Americans lost over USD 4 billion to cyberattacks in 2020 (McCarthy, 2021). Along with this rise in internet crime, advances in anti-forensic techniques have added new layers of complexity for digital forensic investigators.
Anti-forensic techniques are designed to prevent individuals who commit cyberattacks from being discovered. In this article, we’ll explain the five anti-forensic techniques that present the most significant challenges for today’s digital forensic investigators
1. Disk Wiping
The first technique is disk wiping: deleting all of the data on a hard drive or media storage device. Anti-forensic tools can be used to erase the contents of a drive, making it difficult for forensic analysts to recover the data. Drive Wiper, for example, is a Windows-based tool that offers the option to wipe a drive securely, erasing the data beyond recovery. Likewise, File Shredder is a Java-based tool that can overwrite files to prevent recovery.
2. File Encryption
The second technique is file encryption, or the process of transforming readable data into an unreadable format using various encryption algorithms. While encrypting files is an effective way to protect them from prying eyes, anti-forensic tools can also be used to encrypt files with the intent of making them difficult to access or decode.

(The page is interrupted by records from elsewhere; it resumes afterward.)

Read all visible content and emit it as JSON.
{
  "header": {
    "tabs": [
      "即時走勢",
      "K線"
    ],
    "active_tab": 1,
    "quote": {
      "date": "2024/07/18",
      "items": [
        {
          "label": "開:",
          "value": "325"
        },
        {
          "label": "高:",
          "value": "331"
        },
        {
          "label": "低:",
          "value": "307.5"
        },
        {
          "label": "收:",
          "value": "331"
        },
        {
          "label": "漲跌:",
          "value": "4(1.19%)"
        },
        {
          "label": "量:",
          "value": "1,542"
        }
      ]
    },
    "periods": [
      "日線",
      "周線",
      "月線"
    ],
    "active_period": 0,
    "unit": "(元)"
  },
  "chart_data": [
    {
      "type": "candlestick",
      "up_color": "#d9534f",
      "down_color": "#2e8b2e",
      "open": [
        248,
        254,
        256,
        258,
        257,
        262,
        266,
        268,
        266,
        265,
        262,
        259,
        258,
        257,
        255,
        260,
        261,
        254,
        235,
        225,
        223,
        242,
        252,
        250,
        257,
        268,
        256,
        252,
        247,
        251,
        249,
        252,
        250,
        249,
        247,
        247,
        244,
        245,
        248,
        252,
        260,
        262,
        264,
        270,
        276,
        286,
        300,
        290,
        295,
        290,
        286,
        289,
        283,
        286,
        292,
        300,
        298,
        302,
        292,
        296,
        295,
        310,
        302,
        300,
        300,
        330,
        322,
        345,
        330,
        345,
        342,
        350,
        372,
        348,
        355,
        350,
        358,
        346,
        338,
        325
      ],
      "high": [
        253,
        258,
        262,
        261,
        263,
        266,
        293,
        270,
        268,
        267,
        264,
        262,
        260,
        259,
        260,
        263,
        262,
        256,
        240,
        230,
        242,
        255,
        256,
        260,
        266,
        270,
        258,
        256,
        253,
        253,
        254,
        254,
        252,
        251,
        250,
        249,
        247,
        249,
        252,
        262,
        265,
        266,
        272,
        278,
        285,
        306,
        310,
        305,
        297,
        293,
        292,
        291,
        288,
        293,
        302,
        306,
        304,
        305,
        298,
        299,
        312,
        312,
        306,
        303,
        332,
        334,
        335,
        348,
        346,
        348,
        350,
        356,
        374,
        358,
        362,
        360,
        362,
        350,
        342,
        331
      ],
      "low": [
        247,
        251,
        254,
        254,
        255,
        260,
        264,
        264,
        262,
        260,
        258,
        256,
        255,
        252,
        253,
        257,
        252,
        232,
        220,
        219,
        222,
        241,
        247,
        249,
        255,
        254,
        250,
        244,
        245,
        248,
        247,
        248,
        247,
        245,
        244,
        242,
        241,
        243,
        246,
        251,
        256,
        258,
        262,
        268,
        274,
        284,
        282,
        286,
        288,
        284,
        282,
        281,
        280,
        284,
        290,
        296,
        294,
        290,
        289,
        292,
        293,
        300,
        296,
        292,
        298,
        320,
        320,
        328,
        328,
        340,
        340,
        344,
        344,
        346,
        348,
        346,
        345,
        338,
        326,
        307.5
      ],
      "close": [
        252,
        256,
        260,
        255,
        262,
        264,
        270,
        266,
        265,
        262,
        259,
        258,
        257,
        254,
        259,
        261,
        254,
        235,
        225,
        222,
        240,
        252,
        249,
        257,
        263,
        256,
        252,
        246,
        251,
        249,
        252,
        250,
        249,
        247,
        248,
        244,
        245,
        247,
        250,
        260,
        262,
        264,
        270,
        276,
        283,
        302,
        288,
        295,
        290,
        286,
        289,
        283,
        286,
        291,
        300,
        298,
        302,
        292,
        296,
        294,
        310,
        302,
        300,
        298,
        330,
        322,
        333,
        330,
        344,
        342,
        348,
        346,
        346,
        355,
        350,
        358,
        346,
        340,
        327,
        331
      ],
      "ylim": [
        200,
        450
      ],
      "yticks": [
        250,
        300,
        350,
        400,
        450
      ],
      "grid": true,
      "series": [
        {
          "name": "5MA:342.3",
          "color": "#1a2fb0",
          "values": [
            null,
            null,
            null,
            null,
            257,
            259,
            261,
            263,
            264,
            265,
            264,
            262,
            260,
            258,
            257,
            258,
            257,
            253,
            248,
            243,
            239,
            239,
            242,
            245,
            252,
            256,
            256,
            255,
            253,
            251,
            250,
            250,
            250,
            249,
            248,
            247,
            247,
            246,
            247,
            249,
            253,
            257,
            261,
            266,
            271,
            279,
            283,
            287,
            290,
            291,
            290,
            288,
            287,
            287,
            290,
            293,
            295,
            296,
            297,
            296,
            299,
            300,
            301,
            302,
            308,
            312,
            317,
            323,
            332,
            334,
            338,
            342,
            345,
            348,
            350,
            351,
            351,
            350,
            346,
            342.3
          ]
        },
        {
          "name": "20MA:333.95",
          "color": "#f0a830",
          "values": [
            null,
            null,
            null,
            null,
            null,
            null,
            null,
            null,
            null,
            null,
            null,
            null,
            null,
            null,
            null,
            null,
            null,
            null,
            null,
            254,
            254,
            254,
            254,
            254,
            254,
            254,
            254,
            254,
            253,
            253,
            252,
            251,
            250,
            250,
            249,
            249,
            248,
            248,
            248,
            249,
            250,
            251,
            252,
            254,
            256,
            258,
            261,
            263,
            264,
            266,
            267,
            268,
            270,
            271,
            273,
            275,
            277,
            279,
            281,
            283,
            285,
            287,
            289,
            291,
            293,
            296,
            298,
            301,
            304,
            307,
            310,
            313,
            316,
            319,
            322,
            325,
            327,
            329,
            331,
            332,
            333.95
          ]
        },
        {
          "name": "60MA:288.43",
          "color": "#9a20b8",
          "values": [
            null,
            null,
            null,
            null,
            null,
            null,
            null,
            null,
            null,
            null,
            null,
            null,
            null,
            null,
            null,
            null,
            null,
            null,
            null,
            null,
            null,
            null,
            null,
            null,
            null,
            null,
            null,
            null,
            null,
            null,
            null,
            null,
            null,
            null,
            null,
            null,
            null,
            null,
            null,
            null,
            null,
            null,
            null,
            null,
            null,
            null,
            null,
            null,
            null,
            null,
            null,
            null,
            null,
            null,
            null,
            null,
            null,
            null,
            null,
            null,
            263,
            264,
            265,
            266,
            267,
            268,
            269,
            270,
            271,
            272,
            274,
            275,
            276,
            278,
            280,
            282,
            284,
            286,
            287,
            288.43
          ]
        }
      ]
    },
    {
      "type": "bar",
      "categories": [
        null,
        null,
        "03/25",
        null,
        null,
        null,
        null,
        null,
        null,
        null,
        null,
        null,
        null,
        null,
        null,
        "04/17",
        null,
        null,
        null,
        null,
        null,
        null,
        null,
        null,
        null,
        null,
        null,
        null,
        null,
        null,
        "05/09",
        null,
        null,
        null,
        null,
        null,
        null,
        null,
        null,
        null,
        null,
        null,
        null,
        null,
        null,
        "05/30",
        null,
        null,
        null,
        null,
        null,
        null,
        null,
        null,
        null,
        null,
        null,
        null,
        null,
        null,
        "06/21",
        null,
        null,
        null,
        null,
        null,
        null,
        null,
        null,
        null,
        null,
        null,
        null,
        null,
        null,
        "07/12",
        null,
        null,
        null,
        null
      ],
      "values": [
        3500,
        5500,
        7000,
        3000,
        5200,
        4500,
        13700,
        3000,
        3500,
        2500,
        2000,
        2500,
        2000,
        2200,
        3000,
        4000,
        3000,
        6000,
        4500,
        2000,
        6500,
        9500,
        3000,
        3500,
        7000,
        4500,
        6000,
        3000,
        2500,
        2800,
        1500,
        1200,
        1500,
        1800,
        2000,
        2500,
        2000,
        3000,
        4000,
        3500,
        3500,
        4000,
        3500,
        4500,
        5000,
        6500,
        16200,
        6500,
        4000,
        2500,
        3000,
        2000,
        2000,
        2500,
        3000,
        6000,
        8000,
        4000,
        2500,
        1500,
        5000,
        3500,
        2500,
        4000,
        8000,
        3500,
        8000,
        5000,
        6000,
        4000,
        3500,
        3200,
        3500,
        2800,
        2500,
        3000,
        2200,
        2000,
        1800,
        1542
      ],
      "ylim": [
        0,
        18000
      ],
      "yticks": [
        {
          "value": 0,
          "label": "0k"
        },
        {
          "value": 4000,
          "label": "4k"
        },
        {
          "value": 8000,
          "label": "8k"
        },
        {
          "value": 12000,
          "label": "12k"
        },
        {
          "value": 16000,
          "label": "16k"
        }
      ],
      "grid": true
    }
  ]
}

The third technique is steganography (National Institute of Standards and Technology, 2018). Steganography is the process of hiding messages or files within another file. Anti-forensic tools like Hidden Tear and Stego Watch can be used to hide information in images, audio, and video, among other file types, so that it is difficult for forensic analysts to uncover. Hidden Tear is a Windows-based tool that can hide files within .jpeg, .gif, and .bmp images. Stego Watch is a Java-based tool that can be used to embed hidden information in .jpeg, .gif, and .png image formats.